At the risk of oversimplifying generations of geopolitics, Russia has always been a bit of a rabble-rouser. Sometimes, those actions have serious ramifications — like when Russia annexed Crimea in 2014 against the will of the international community. But other times, Russia seems to be acting almost purely as an agitator — like on Friday, when President Vladimir Putin signed a new law decreeing that only sparkling wine made in Russia can be labeled as Champagne.
As possibly France's most famous appellation, people sometimes debate when "Champagne" should be capitalized or not. But under Russia's new rule, don't call that French stuff "Shampanskoye" — the Russian word for "Champagne" — at all. Instead, imports from France must simply bear the words "sparkling wine." If you want to call your fizz "Shampanskoye," it has to be produced on Russian soil.
On Saturday, Moët Hennessy threatened to stop sending their bubbly to Russia altogether, according to The Guardian; however, by Monday, the producer was reportedly shipping in bottles with fresh "sparkling wine" labels, hoping to maintain their 1 million liter share of the 6.5 million liters of actual Champagne Russia imports every year. "The Moët Hennessy champagne houses have always respected the law in place wherever they operate and will restart deliveries as soon as it is able to make the [label] changes," they were quoted as saying.

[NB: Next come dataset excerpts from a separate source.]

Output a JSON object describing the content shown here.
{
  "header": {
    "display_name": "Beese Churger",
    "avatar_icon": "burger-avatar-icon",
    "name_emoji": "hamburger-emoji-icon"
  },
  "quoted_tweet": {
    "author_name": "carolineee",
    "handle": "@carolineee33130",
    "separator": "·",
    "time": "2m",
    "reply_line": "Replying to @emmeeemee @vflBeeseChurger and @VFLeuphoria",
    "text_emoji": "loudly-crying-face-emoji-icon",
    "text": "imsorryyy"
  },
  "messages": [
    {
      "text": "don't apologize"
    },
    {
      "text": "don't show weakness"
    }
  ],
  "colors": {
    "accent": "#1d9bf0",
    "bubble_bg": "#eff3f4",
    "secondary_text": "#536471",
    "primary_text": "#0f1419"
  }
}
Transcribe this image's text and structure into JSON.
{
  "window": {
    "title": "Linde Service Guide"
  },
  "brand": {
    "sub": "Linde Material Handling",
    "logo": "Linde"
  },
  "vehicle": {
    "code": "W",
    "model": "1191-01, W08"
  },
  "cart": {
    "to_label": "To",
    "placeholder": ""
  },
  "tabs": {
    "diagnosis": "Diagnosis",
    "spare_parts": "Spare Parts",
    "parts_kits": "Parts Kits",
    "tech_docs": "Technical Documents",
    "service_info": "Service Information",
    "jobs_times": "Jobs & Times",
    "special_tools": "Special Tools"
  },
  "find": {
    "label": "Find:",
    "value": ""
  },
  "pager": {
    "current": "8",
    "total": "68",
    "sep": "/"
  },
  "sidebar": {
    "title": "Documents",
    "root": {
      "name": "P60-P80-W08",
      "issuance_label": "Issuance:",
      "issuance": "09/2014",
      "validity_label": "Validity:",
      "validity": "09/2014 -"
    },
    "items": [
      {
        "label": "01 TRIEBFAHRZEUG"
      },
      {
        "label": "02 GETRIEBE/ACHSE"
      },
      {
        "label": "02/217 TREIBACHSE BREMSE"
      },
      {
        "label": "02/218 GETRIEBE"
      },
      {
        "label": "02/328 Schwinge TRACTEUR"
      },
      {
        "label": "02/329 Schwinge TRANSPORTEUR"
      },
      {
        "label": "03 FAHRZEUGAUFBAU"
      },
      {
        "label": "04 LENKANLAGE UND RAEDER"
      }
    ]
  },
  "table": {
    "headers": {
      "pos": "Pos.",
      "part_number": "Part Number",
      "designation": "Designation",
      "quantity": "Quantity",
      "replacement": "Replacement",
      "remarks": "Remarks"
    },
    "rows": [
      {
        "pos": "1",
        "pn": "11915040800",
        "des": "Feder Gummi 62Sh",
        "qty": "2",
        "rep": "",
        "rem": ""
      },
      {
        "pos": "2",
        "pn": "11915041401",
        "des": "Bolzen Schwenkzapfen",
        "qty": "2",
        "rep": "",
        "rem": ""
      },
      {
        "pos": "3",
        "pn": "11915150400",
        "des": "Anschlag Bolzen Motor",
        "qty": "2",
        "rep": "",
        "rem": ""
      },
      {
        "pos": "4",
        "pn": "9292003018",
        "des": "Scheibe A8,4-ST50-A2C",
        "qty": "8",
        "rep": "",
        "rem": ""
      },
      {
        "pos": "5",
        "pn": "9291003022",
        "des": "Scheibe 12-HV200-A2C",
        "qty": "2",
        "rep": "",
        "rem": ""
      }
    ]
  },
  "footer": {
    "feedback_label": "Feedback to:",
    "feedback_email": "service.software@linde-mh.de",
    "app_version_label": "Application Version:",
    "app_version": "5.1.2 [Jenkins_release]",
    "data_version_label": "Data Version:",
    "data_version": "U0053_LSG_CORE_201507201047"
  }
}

Still, the Comité Champagne — which promotes the interests of Champagne worldwide — was understandably not happy, emphasizing that not only was Russia coopting the "Champagne" label for their own use, but also stripping it from products that actually originate in an area called Champagne. "Depriving the people of Champagne the right to use their name is scandalous. It's our common heritage and the apple of our eye," Maxime Toubart and Jean-Marie Barillère, co-presidents of the organization, stated. "The Champagne name is protected in more than 120 countries."
So why not in Russia? Well, bringing the discussion full circle, media speculation is that the move is intended to boost the wine industry in Crimea — an area known for its sparkling wine production. French newspaper Le Monde also reportedly suggested that move could be both personally and financially motivated, pointing out that billionaire Yuri Kovalchuk, a close Putin associate, owns wineries in the region.